On 2 February 2022, HMRC published new guidance on the taxation of cryptocurrency transactions involved in decentralised finance (DeFi). The new rules could send taxpayers into a tailspin.

Clarity from HMRC on how these transactions should be taxed is welcome. However, the rules set out in the new guidance are complex and essentially retrospective, as HMRC had not published earlier, detailed guidance on the subject.

A previously submitted tax return that does not follow the approach outlined by HMRC in its new guidance could potentially be exposed to an enquiry. It might also open the door for HMRC to look into a cryptocurrency investor’s tax affairs over a longer period than it is able to under usual enquiry rules, using its ‘discovery’ powers.

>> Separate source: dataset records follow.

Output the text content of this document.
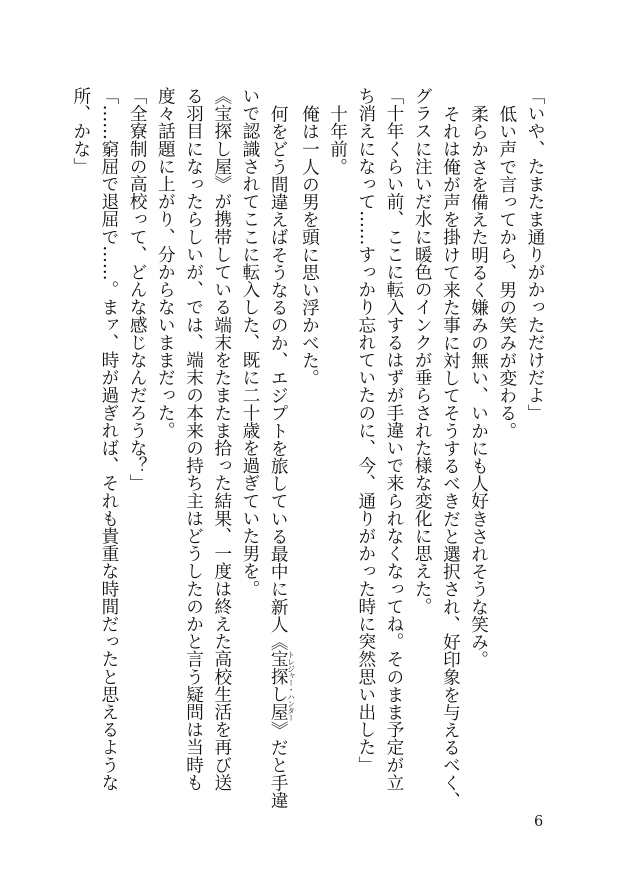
「いや、たまたま通りがかっただけだよ」

低い声で言ってから、男の笑みが変わる。

柔らかさを備えた明るく嫌みの無い、いかにも人好きされそうな笑み。

それは俺が声を掛けて来た事に対してそうするべきだと選択され、好印象を与えるべく、

グラスに注いだ水に暖色のインクが垂らされた様な変化に思えた。

「十年くらい前、ここに転入するはずが手違いで来られなくなってね。そのまま予定が立

ち消えになって……すっかり忘れていたのに、今、通りがかった時に突然思い出した」

十年前。

俺は一人の男を頭に思い浮かべた。

何をどう間違えばそうなるのか、エジプトを旅している最中に新人《宝探し屋トレジャー・ハンター》だと手違

いで認識されてここに転入した、既に二十歳を過ぎていた男を。

《宝探し屋》が携帯している端末をたまたま拾った結果、一度は終えた高校生活を再び送

る羽目になったらしいが、では、端末の本来の持ち主はどうしたのかと言う疑問は当時も

度々話題に上がり、分からないままだった。

「全寮制の高校って、どんな感じなんだろうな？」

「……窮屈で退屈で……。まァ、時が過ぎれば、それも貴重な時間だったと思えるような

所、かな」

6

The number of DeFi transactions has grown enormously, with an estimated $78bn of cryptoassets locked in DeFi projects, up around 55 per cent from the previous year. In simple terms, DeFi relates to financial services carried out on the blockchain rather than using traditional financial institutions like banks. For example, it is possible to obtain an income return similar to interest by undertaking an activity known as ‘staking’. It is also possible to lend cryptocurrency to others in a similar way to peer-to-peer lending, or to add your cryptocurrency to a pool of assets that provides liquidity to the wider cryptocurrency markets.

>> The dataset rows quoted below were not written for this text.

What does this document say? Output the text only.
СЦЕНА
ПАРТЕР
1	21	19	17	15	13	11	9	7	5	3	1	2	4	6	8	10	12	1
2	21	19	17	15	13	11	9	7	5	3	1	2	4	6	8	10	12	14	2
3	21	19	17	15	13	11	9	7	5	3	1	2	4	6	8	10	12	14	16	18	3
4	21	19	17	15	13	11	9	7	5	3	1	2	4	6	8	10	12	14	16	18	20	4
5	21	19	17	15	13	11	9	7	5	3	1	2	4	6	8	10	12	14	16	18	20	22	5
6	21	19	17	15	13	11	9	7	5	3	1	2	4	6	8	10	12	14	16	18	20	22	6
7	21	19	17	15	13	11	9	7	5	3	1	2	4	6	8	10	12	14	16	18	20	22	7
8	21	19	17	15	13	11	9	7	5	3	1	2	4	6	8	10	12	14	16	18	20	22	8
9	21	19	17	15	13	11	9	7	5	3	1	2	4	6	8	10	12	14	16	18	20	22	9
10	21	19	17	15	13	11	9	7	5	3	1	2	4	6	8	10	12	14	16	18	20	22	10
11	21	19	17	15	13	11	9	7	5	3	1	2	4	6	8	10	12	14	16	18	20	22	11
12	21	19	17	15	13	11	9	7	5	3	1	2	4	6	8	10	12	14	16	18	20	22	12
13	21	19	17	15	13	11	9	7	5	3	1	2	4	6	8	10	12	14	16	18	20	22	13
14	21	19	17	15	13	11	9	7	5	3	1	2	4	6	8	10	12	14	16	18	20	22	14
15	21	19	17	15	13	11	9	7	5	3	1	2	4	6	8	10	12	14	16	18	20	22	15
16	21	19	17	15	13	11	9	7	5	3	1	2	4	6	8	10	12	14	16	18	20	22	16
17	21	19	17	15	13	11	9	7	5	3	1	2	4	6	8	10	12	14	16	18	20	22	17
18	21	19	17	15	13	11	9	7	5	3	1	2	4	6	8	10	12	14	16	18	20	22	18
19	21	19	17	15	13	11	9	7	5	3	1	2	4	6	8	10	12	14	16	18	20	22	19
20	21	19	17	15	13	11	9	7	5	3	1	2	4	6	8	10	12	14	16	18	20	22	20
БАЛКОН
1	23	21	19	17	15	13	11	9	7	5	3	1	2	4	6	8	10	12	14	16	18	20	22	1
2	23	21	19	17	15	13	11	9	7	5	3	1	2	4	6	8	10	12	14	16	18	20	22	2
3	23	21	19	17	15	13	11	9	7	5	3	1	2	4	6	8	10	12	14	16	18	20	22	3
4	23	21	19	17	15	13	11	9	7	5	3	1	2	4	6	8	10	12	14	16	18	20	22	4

A key issue in the new HMRC guidance is that it outlines how many DeFi activities will trigger a sale of the cryptoasset. This, in turn, can result in capital gains tax (CGT) becoming due, which is likely to be a surprise to many cryptoasset investors.

As this is the first time HMRC has issued detailed guidance on this particular subject, it is likely that thousands of cryptocurrency investors and traders will not have prepared their tax returns following the approach now laid down by HMRC. Crypto investors are left in a quandary as to whether they should amend tax returns submitted previously or whether they simply follow the approach suggested by HMRC in the future. We believe HMRC should clarify the position and confirm whether it intends to enforce these rules retrospectively.

The guidance itself is HMRC’s best interpretation of how tax law should apply to cryptocurrency, and it cannot be criticised for that. It highlights HMRC’s view that cryptoassets are not currency and that there is a desperate need for clarity over the application of the legislation in this area in general, and is intended to make applying the existing rules simpler for taxpayers. If the UK is to make the most of the economic opportunity presented by blockchain and cryptocurrency technology, the Government must refocus and introduce legislation that makes the UK a viable location for businesses and investors involved in cryptoasset transactions. With rules as complex as those described in HMRC’s guidance, it’s inevitable that taxpayers will make mistakes and are being set up to fail.